CASUALTY figures for the US-led air strikes in Syria early on Saturday remain an issue of contention. We assume low, but neither side can be relied on to provide anything accurate. One clear casualty, however, is democracy. Paradoxically, without parliamentary involvement, the decision to contribute UK missiles — even if only eight — to Saturday’s attack was subject not to too little democratic control but too much — indeed, a far greater degree of democracy than is healthy. In choosing whether to join the response to the chemical attack in Douma, the Prime Minister and her close advisers calculated what the response might be from the British public, the US government (had we declined to participate), the Russian government, the Iranian government, and, to a degree, President Assad’s regime.

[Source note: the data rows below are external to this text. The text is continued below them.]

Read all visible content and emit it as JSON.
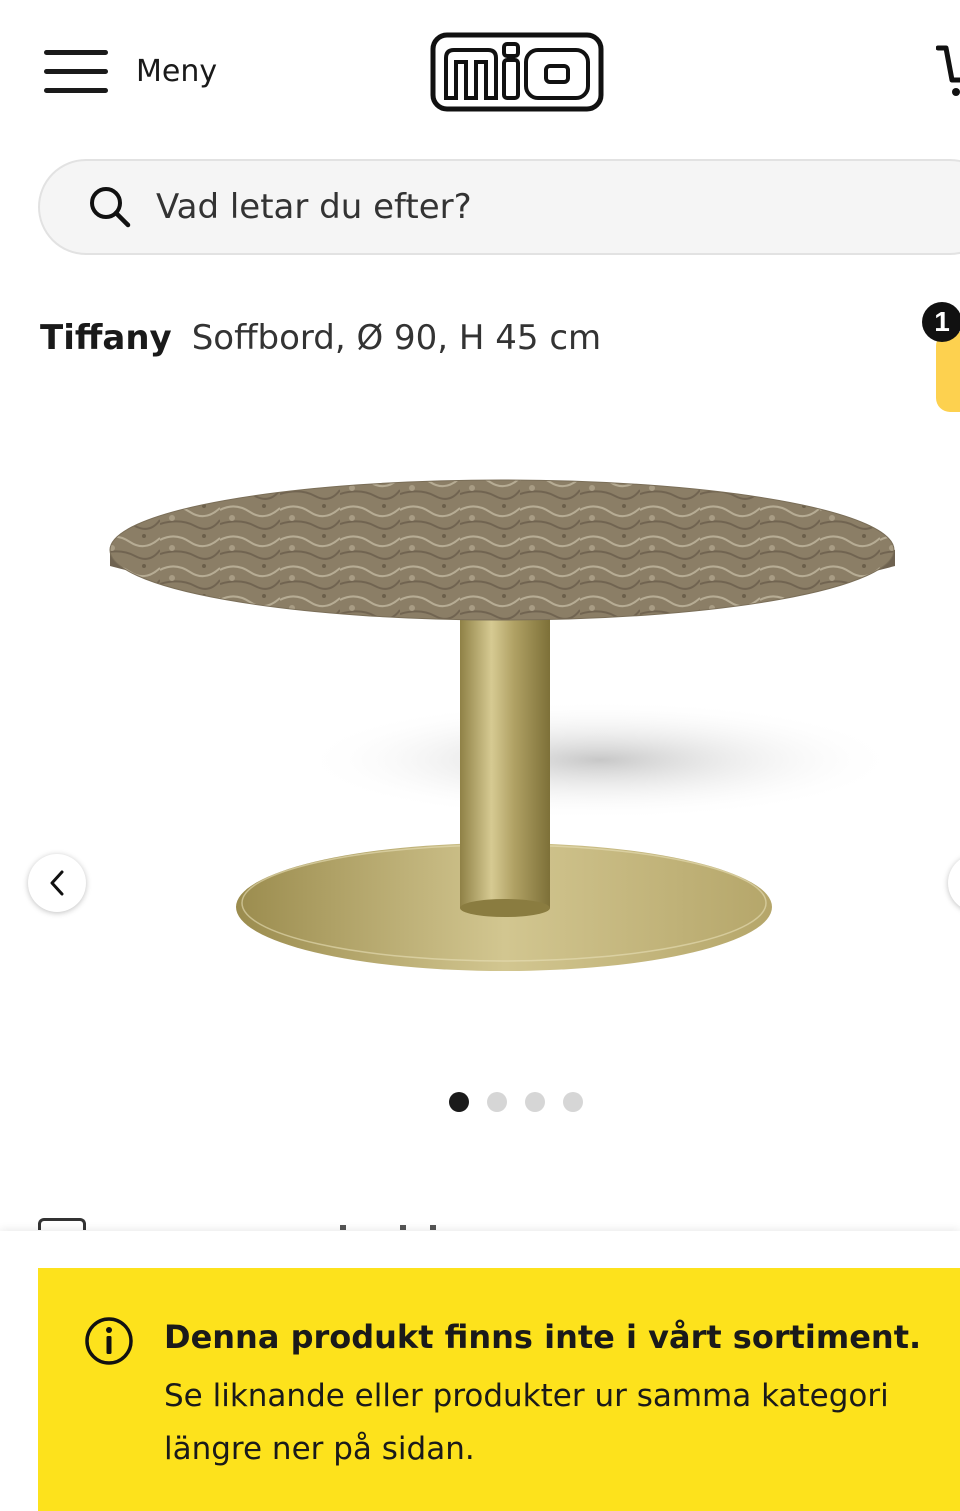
{
  "header": {
    "menu_label": "Meny",
    "logo_text": "mio",
    "menu_icon": "hamburger-icon",
    "cart_icon": "cart-icon"
  },
  "search": {
    "placeholder": "Vad letar du efter?",
    "icon": "search-icon"
  },
  "product": {
    "brand": "Tiffany",
    "description": "Soffbord, Ø 90, H 45 cm",
    "image_alt": "Round coffee table with brown marble top and brass pedestal base"
  },
  "compare": {
    "count": "1"
  },
  "gallery": {
    "image_count": 4,
    "active_index": 0,
    "prev_icon": "chevron-left-icon",
    "next_icon": "chevron-right-icon"
  },
  "notice": {
    "title": "Denna produkt finns inte i vårt sortiment.",
    "text": "Se liknande eller produkter ur samma kategori längre ner på sidan.",
    "icon": "info-icon"
  },
  "colors": {
    "notice_bg": "#fde21c",
    "badge_tab": "#fdd14f",
    "text": "#1a1a1a",
    "search_bg": "#f5f5f5"
  }
}
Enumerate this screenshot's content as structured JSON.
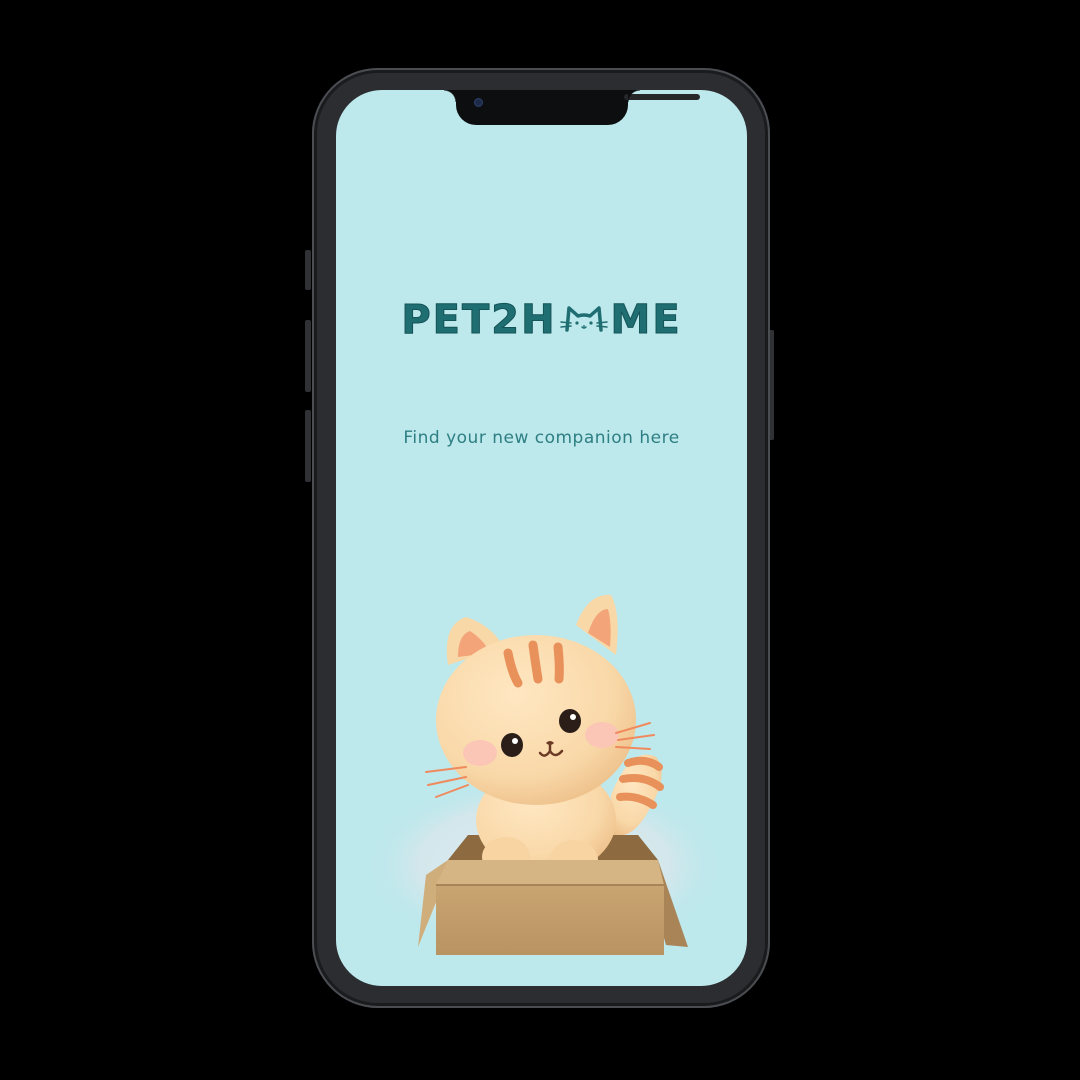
{
  "app": {
    "logo": {
      "text_before": "PET2H",
      "text_after": "ME",
      "accent_color": "#1f6e72"
    },
    "tagline": "Find your new companion here",
    "colors": {
      "screen_background": "#bde8ec",
      "text": "#2e7f83",
      "phone_frame": "#2b2d30"
    },
    "illustration": {
      "subject": "kitten-in-cardboard-box",
      "icon": "cat-face-icon"
    }
  }
}
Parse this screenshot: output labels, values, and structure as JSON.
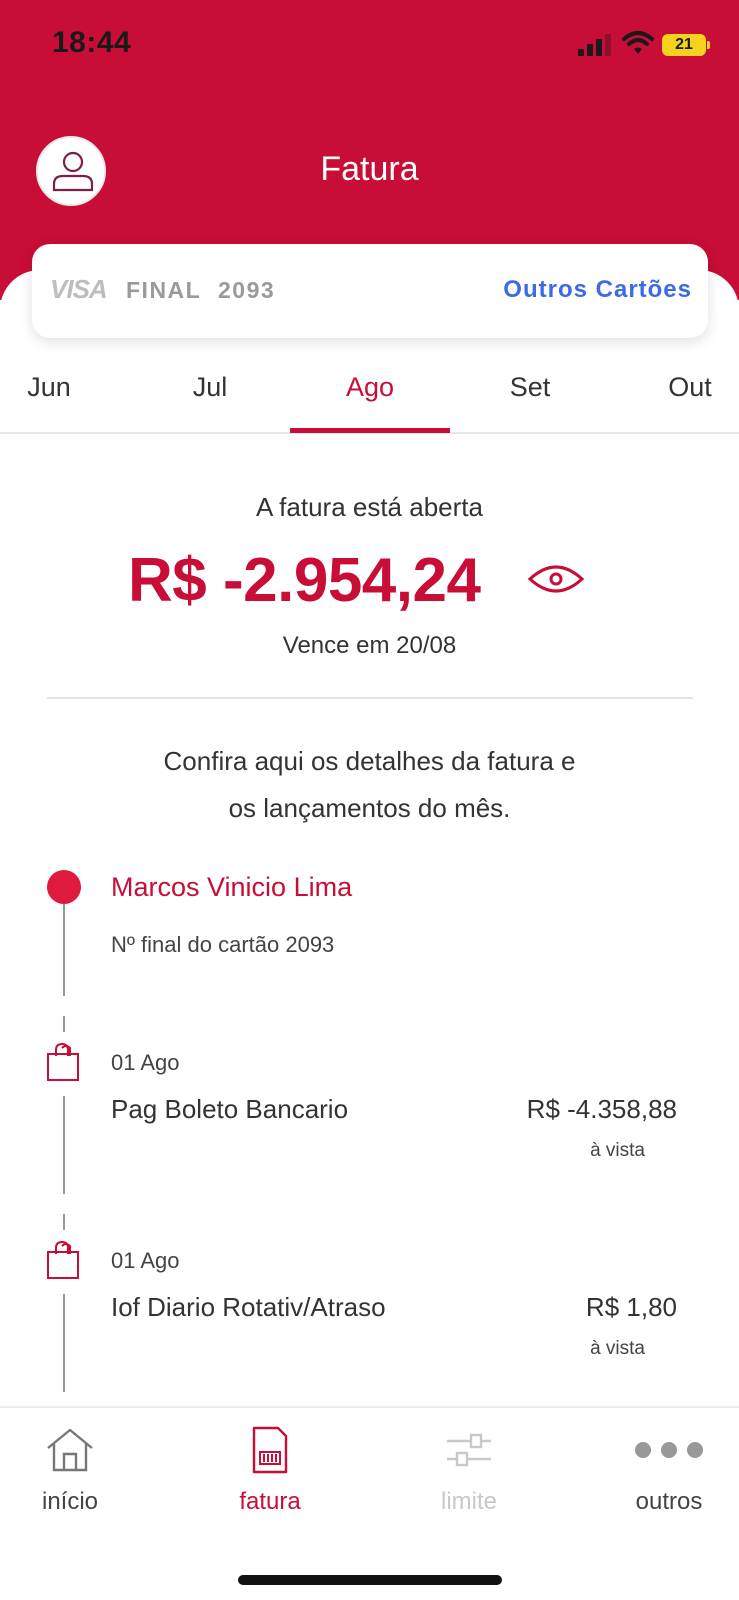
{
  "status_bar": {
    "time": "18:44",
    "battery": "21"
  },
  "header": {
    "title": "Fatura"
  },
  "card": {
    "brand": "VISA",
    "final_label": "FINAL",
    "number": "2093",
    "other_cards": "Outros Cartões"
  },
  "months": [
    "Jun",
    "Jul",
    "Ago",
    "Set",
    "Out"
  ],
  "selected_month": "Ago",
  "invoice": {
    "status": "A fatura está aberta",
    "amount": "R$ -2.954,24",
    "due": "Vence em 20/08",
    "info_line1": "Confira aqui os detalhes da fatura e",
    "info_line2": "os lançamentos do mês."
  },
  "holder": {
    "name": "Marcos Vinicio Lima",
    "card_info": "Nº final do cartão 2093"
  },
  "transactions": [
    {
      "date": "01 Ago",
      "description": "Pag Boleto Bancario",
      "amount": "R$ -4.358,88",
      "type": "à vista"
    },
    {
      "date": "01 Ago",
      "description": "Iof Diario Rotativ/Atraso",
      "amount": "R$ 1,80",
      "type": "à vista"
    }
  ],
  "nav": [
    {
      "label": "início",
      "icon": "home-icon"
    },
    {
      "label": "fatura",
      "icon": "invoice-icon"
    },
    {
      "label": "limite",
      "icon": "sliders-icon"
    },
    {
      "label": "outros",
      "icon": "more-icon"
    }
  ],
  "colors": {
    "primary": "#c80d36",
    "link": "#3d6be8",
    "dot": "#e0193f"
  }
}
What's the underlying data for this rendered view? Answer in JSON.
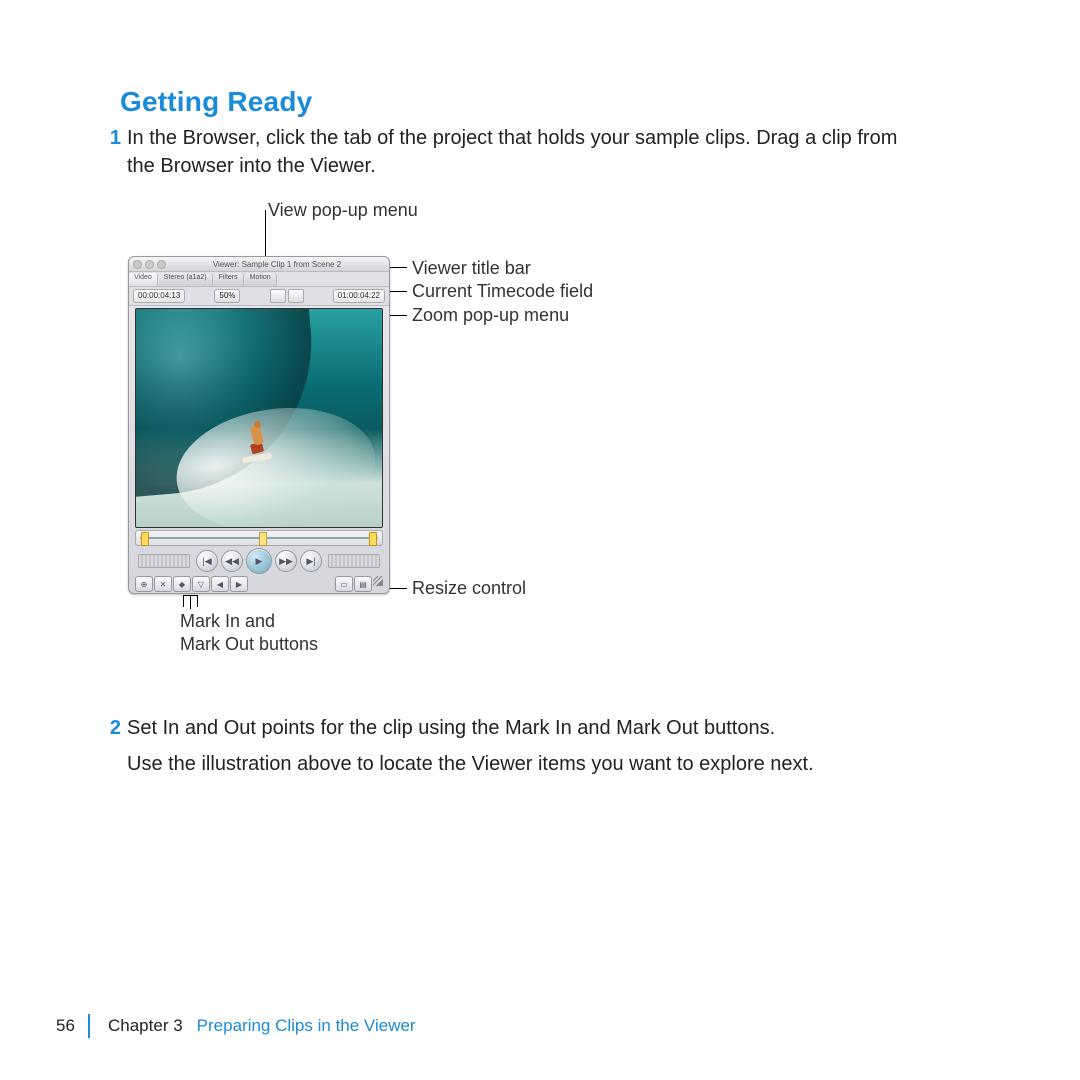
{
  "heading": "Getting Ready",
  "steps": {
    "s1": {
      "num": "1",
      "line1": "In the Browser, click the tab of the project that holds your sample clips. Drag a clip from",
      "line2": "the Browser into the Viewer."
    },
    "s2": {
      "num": "2",
      "text": "Set In and Out points for the clip using the Mark In and Mark Out buttons."
    }
  },
  "followup": "Use the illustration above to locate the Viewer items you want to explore next.",
  "callouts": {
    "view_popup": "View pop-up menu",
    "title_bar": "Viewer title bar",
    "current_tc": "Current Timecode field",
    "zoom_popup": "Zoom pop-up menu",
    "resize": "Resize control",
    "mark_in_out_l1": "Mark In and",
    "mark_in_out_l2": "Mark Out buttons"
  },
  "viewer": {
    "title": "Viewer: Sample Clip 1 from Scene 2",
    "tabs": [
      "Video",
      "Stereo (a1a2)",
      "Filters",
      "Motion"
    ],
    "tc_left": "00:00:04:13",
    "zoom": "50%",
    "tc_right": "01:00:04:22"
  },
  "footer": {
    "page": "56",
    "chapter": "Chapter 3",
    "title": "Preparing Clips in the Viewer"
  }
}
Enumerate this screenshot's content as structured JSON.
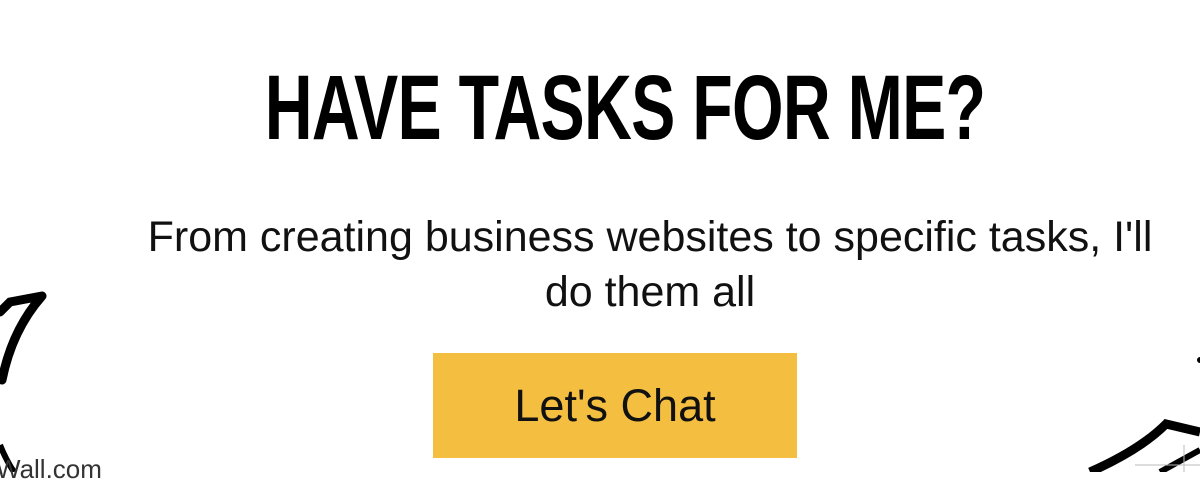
{
  "heading": "HAVE TASKS FOR ME?",
  "subtext": "From creating business websites to specific tasks, I'll do them all",
  "cta_label": "Let's Chat",
  "credit_text": "Wall.com",
  "colors": {
    "button": "#F4BE41",
    "text": "#000000"
  }
}
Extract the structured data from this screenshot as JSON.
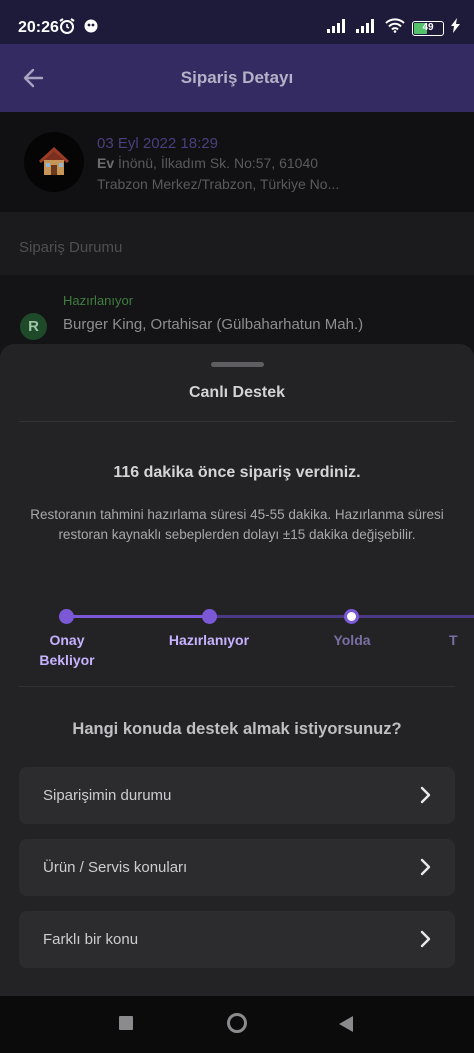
{
  "status_bar": {
    "time": "20:26",
    "battery": "49"
  },
  "header": {
    "title": "Sipariş Detayı"
  },
  "order": {
    "date": "03 Eyl 2022 18:29",
    "address_label": "Ev",
    "address_line1": "İnönü, İlkadım Sk. No:57, 61040",
    "address_line2": "Trabzon Merkez/Trabzon, Türkiye No..."
  },
  "order_status": {
    "section_title": "Sipariş Durumu",
    "status": "Hazırlanıyor",
    "restaurant_initial": "R",
    "restaurant": "Burger King, Ortahisar (Gülbaharhatun Mah.)"
  },
  "support_sheet": {
    "title": "Canlı Destek",
    "headline": "116 dakika önce sipariş verdiniz.",
    "info": "Restoranın tahmini hazırlama süresi 45-55 dakika. Hazırlanma süresi restoran kaynaklı sebeplerden dolayı ±15 dakika değişebilir.",
    "steps": [
      {
        "label": "Onay Bekliyor",
        "done": true
      },
      {
        "label": "Hazırlanıyor",
        "done": true
      },
      {
        "label": "Yolda",
        "done": false
      },
      {
        "label": "T",
        "done": false
      }
    ],
    "question": "Hangi konuda destek almak istiyorsunuz?",
    "options": [
      {
        "label": "Siparişimin durumu"
      },
      {
        "label": "Ürün / Servis konuları"
      },
      {
        "label": "Farklı bir konu"
      }
    ]
  },
  "colors": {
    "accent": "#7b58d6",
    "accent_light": "#c6b2ff",
    "header_bg": "#352b63",
    "sheet_bg": "#232325"
  }
}
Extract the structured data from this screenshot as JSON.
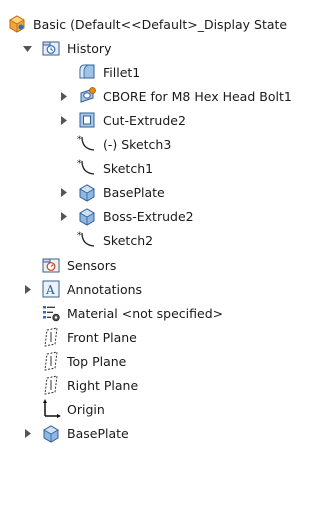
{
  "tree": {
    "root": {
      "label": "Basic  (Default<<Default>_Display State",
      "icon": "part-icon"
    },
    "history": {
      "label": "History",
      "icon": "history-folder-icon",
      "expanded": true,
      "items": [
        {
          "label": "Fillet1",
          "icon": "fillet-icon",
          "has_children": false
        },
        {
          "label": "CBORE for M8 Hex Head Bolt1",
          "icon": "hole-wizard-icon",
          "has_children": true
        },
        {
          "label": "Cut-Extrude2",
          "icon": "cut-extrude-icon",
          "has_children": true
        },
        {
          "label": "(-) Sketch3",
          "icon": "sketch-icon",
          "has_children": false
        },
        {
          "label": "Sketch1",
          "icon": "sketch-icon",
          "has_children": false
        },
        {
          "label": "BasePlate",
          "icon": "extrude-icon",
          "has_children": true
        },
        {
          "label": "Boss-Extrude2",
          "icon": "extrude-icon",
          "has_children": true
        },
        {
          "label": "Sketch2",
          "icon": "sketch-icon",
          "has_children": false
        }
      ]
    },
    "top_items": [
      {
        "label": "Sensors",
        "icon": "sensors-icon",
        "has_children": false
      },
      {
        "label": "Annotations",
        "icon": "annotations-icon",
        "has_children": true
      },
      {
        "label": "Material <not specified>",
        "icon": "material-icon",
        "has_children": false
      },
      {
        "label": "Front Plane",
        "icon": "plane-icon",
        "has_children": false
      },
      {
        "label": "Top Plane",
        "icon": "plane-icon",
        "has_children": false
      },
      {
        "label": "Right Plane",
        "icon": "plane-icon",
        "has_children": false
      },
      {
        "label": "Origin",
        "icon": "origin-icon",
        "has_children": false
      },
      {
        "label": "BasePlate",
        "icon": "extrude-icon",
        "has_children": true
      }
    ]
  },
  "colors": {
    "accent_orange": "#e88a1a",
    "accent_blue": "#2f6fb8",
    "toggle_gray": "#555555"
  }
}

With so many variable factors to consider, it is small wonder that a short-term option was chosen, and that little attention was given to the few voices calling for a cohesive strategy in the region.
The question which ought to be exercising every concerned parliamentarian is: What can we do to bring justice to the region and stop a war that has so far claimed between 400,000 and 500,000 lives and displaced almost 12 million Syrians? The answer is unlikely to be full-scale military involvement; but neither should it be nothing. Instead, the question asked by a Prime Minister acting on Parliament’s behalf was merely: What is the least we can do that will attract Assad’s attention without pulling us into the conflict or upsetting the Russians too much? This is politics, not diplomacy, and serves simply to highlight the repeated failure of Western governments to contribute anything intelligent or consistent to the slow, bloody crisis which is Syria.
The trouble with drawing red lines about a particular class of weapon is that it immediately implies that everything that falls this side of the line is legitimate. The weapon of choice of the Syrian military is the barrel bomb, which, when dropped from the air, has had a dreadful impact on rebel-held areas, where it kills and injures far more civilians than it does opposition fighters. Such bombs are responsible for far more deaths than the chemicals that are occasionally included in their payload.
The greater challenge to the West concerns the fate of the Kurds, against whom the Turkish government is currently waging war — the same Kurds who were deployed by the US in the front line against IS. If, or more likely when, President Assad manages to overrun the rebel-held areas near Damascus — areas that, like the Kurds, once believed that support would be forthcoming from the US and Europe — he will be free to turn his attention once more to the Kurdish regions to the north of the country. The message from Saturday’s attack is that, as long as he uses more discretion, he can kill and injure as many people as he likes.